Part of the Android-maker’s photo app, it helps organize the thousands of photos stored on your phone. It can make little albums of places you went based on geolocation data, and through facial recognition can even organize albums about your friends, family and pets through. If you take a sequence of similarly composed photos, it can turn those into a little animation.

Or… it might turn your friend into a giant head lurking in a forest.

That’s what happened to Alex Harker, who snapped a few quick pictures of scenery and friends while skiing in Banff, Alberta:

The originals, friends still intact.
The originals, friends still intact.
Image: Courtesy of Alex Harker/Imgur

Once the images were on his phone, Google Photo’s Assistant, correctly thinking that these three frames belonged together, got to work—but not in the way a human might expect.

Harker explained on Reddit:

I literally took like 3 pictures, one with them in, and two without them. And for some bizarre reason Google Assistant offered me a really strange panorama of the 3 photos spliced together.

The resulting image features Harker’s friend Matt hiding behind the trees, while his other friend has vanished completely.

After he discovered the glitchy panorama on his, he shared it on Reddit, where it quickly shot up to the top of the r/funny subreddit and has garnered over 188,000 upvotes.

What the panorama looked like in Harker’s Google Photos app.
What the panorama looked like in Harker’s Google Photos app.
Image: Courtesy of Alex Harker/Imgur

Observers online have remarked that while the image makes absolutely no sense, Assistant did a pretty good job of reconciling the edges of photos shot at differing perspectives. While there still is a giant head lurking beyond the pines, the foreground is nicely smoothed and cohesive.
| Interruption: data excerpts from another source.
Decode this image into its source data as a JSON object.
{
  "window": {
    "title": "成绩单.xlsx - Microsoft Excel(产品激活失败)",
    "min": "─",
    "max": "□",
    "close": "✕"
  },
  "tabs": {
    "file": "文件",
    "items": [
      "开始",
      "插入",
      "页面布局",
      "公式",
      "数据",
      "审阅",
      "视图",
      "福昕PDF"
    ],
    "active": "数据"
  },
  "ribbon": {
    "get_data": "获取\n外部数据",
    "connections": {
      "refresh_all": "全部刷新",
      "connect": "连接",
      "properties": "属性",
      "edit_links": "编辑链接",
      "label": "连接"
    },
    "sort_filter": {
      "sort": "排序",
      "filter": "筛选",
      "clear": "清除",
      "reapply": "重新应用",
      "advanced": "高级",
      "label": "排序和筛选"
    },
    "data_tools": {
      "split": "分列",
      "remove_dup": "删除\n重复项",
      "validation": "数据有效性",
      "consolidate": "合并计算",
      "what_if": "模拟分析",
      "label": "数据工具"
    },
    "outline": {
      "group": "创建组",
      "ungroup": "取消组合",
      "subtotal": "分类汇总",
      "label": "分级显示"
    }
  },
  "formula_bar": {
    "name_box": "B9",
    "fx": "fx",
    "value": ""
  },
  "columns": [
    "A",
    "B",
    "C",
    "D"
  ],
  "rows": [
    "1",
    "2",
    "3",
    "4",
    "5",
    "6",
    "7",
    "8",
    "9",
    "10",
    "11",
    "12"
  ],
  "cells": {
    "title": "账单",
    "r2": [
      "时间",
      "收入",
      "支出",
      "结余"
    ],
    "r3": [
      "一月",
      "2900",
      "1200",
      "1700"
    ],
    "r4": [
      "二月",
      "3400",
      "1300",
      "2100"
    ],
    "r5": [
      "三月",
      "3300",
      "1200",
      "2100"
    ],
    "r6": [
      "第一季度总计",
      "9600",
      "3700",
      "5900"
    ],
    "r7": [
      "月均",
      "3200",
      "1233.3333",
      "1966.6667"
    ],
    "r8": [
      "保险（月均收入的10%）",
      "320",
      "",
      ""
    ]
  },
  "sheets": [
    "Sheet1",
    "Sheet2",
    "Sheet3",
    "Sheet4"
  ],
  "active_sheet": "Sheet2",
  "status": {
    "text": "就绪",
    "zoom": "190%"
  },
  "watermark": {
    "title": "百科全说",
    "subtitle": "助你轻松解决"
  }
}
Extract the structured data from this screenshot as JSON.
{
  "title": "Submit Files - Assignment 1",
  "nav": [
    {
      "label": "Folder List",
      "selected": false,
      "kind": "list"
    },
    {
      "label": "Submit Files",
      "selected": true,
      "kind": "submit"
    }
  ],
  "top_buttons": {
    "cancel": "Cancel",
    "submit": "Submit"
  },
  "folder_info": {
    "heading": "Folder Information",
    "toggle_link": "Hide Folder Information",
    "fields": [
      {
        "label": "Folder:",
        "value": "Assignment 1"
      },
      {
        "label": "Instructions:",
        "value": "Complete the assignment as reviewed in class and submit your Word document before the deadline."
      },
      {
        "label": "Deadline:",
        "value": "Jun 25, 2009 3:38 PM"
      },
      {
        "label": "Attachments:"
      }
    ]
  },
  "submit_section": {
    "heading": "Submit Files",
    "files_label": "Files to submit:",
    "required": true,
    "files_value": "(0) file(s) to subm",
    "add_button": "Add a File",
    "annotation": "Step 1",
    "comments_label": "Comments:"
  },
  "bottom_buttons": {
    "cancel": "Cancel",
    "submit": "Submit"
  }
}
Steve Dent of Engadget writes:

If you study the image closely, you can’t help but be impressed by the algorithm’s attention to detail. It did a pretty darn good job of masking out the trees to the subject’s left and inserting him “behind” them. It has also cropped his upper body beautifully to follow the contour of the slope, making it look like he’s hiding in a ravine, ready to tell punk skiers to slow the hell down.

While Google Photos and other AI powered image software have been found to make far worse mistakes, this is a goofier illustration of the ways in which ways tech tries to organize our lives.